The Soviet air force again carrier the air war to East Prussia, and first details of the two hour raid on Insterburg report fires and havoc among barracks of German reserve troops, as well as serious damage to the city's important railroad junction.

Insterburg forms the eastern apex of the important German communications triangle connecting Koenigsburg and Tilsit. This district not only connects Hitler's Baltic troops with their rear supplies, but is also a big base for reserve troops and quartermaster's stores. Pilots said that the first in Intsterburg were so fierce that they could smell the smoke from the height at which they bombed the city. The barracks district was set aflame, and bombs dropped on the railroad junction and warehouses. The weather was good.

Tonight at midnight, thousands—perhaps millions—of people will jam Russia's cathedrals to celebrate the holiest day of the Russian Orthodox church. The siege laws of Moscow and other cities which impose a midnight curfew will be relaxed tonight so that the faithful can worship from midnight through the long, four hour service celebrating the resurrection of Christ.

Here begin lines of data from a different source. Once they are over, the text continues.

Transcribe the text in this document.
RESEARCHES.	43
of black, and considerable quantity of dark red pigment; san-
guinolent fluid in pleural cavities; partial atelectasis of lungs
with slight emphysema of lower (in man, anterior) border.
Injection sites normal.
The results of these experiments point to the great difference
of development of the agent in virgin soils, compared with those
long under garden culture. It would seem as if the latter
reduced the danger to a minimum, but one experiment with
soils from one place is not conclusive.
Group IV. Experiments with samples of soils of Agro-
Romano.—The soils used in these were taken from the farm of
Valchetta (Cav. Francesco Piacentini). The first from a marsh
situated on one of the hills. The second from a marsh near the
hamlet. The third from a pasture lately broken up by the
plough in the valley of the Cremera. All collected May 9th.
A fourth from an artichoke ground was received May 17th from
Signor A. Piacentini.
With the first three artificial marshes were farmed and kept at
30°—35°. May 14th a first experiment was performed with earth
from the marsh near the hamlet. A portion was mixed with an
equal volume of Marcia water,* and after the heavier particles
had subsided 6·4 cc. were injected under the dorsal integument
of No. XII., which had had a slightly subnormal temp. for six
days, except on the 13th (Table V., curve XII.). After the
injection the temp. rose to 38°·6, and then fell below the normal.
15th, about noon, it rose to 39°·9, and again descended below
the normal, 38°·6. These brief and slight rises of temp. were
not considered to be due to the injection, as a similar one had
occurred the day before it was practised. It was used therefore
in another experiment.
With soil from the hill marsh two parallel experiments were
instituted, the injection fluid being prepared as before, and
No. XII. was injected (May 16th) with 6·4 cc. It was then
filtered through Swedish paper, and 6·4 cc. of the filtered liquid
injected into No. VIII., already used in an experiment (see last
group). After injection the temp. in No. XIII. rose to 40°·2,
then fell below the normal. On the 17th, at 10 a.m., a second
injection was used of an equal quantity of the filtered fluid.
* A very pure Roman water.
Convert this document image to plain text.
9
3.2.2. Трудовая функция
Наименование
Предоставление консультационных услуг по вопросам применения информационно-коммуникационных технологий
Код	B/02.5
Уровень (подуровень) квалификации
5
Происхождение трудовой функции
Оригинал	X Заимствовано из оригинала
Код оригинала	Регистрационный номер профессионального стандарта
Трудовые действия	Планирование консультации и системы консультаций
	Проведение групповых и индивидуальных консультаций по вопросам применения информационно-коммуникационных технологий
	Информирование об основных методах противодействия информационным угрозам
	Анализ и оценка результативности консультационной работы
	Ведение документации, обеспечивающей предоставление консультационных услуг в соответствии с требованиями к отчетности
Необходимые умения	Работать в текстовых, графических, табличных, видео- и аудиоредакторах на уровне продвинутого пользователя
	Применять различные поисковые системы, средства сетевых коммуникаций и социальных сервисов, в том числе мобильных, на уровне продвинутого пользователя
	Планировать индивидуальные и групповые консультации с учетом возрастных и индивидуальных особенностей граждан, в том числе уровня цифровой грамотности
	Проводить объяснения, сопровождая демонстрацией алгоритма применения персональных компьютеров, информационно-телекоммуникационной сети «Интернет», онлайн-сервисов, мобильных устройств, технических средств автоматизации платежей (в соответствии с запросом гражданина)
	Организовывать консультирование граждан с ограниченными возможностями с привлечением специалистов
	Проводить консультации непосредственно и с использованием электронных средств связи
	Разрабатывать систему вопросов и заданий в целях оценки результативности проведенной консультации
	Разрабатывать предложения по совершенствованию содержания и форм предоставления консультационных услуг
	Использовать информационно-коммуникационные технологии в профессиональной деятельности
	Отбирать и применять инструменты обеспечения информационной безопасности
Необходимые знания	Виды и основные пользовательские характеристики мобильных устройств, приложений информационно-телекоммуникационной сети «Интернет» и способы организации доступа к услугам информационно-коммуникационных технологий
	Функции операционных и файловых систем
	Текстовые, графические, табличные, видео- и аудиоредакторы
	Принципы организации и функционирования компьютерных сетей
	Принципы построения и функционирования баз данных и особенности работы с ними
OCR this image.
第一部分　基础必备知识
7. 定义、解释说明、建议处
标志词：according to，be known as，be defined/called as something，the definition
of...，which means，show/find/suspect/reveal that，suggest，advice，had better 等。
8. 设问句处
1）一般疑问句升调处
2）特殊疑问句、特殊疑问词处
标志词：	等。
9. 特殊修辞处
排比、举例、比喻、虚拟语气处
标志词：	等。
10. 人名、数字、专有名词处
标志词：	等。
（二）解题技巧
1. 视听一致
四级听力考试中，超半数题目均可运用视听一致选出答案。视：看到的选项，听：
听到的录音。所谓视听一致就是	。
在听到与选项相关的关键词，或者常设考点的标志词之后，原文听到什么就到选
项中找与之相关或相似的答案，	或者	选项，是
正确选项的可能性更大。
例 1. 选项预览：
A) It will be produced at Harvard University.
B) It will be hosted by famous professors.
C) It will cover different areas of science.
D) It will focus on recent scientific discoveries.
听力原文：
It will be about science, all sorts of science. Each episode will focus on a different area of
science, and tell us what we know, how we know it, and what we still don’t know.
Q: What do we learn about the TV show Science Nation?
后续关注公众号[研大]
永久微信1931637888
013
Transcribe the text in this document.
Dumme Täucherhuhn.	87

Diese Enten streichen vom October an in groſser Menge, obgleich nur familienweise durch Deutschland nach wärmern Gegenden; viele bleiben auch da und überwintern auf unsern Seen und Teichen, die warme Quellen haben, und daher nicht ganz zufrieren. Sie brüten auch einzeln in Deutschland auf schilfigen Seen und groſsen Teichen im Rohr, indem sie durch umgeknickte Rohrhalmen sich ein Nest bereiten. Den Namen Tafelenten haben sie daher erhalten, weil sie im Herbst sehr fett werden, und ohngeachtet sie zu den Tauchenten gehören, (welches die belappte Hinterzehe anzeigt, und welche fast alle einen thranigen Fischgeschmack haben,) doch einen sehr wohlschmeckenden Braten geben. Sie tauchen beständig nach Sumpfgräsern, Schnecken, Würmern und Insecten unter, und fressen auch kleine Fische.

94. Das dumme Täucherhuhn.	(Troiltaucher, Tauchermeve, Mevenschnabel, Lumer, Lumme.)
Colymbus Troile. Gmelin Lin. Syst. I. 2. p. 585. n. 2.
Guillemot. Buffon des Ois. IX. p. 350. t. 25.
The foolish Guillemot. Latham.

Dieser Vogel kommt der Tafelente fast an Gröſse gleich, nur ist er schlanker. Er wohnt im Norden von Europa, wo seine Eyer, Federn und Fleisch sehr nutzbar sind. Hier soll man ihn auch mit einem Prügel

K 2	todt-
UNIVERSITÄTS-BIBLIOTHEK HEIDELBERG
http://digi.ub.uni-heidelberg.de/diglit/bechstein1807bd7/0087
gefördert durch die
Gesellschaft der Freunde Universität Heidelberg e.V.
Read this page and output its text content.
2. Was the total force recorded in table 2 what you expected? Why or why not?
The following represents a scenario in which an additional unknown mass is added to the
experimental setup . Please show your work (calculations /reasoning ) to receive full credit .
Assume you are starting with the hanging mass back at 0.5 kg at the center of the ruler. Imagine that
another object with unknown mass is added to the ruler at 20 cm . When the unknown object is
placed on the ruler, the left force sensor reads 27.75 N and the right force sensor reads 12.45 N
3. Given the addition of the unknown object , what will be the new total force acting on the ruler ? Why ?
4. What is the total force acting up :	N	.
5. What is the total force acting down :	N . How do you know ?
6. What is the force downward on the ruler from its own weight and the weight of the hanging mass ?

Moscow churches will be so jam-packed that people will not have room to kneel. At these services, such as the one I saw at Christmas, the people jam the churches so tightly that the faithful even have difficulty in crossing themselves.

The Russians celebrate the Easter season and the breaking of Lent by taking special buns and cakes to the church to be blessed. For the past week, the Moscow market has been jammed with women bargaining for eggs and flour and sugar. (There is quite a barter in these things.) And this year there will not be any light, fluffy cakes—and few raisins and frosting in these cakes—but there will be cakes to be blessed, and that's all that matters.

Another Russian Orthodox custom is that the worshipers take lighted candles with them after the service and walk three times around the church. This custom, however, will have to be omitted this year as it was last. The blackout bans such a display of light.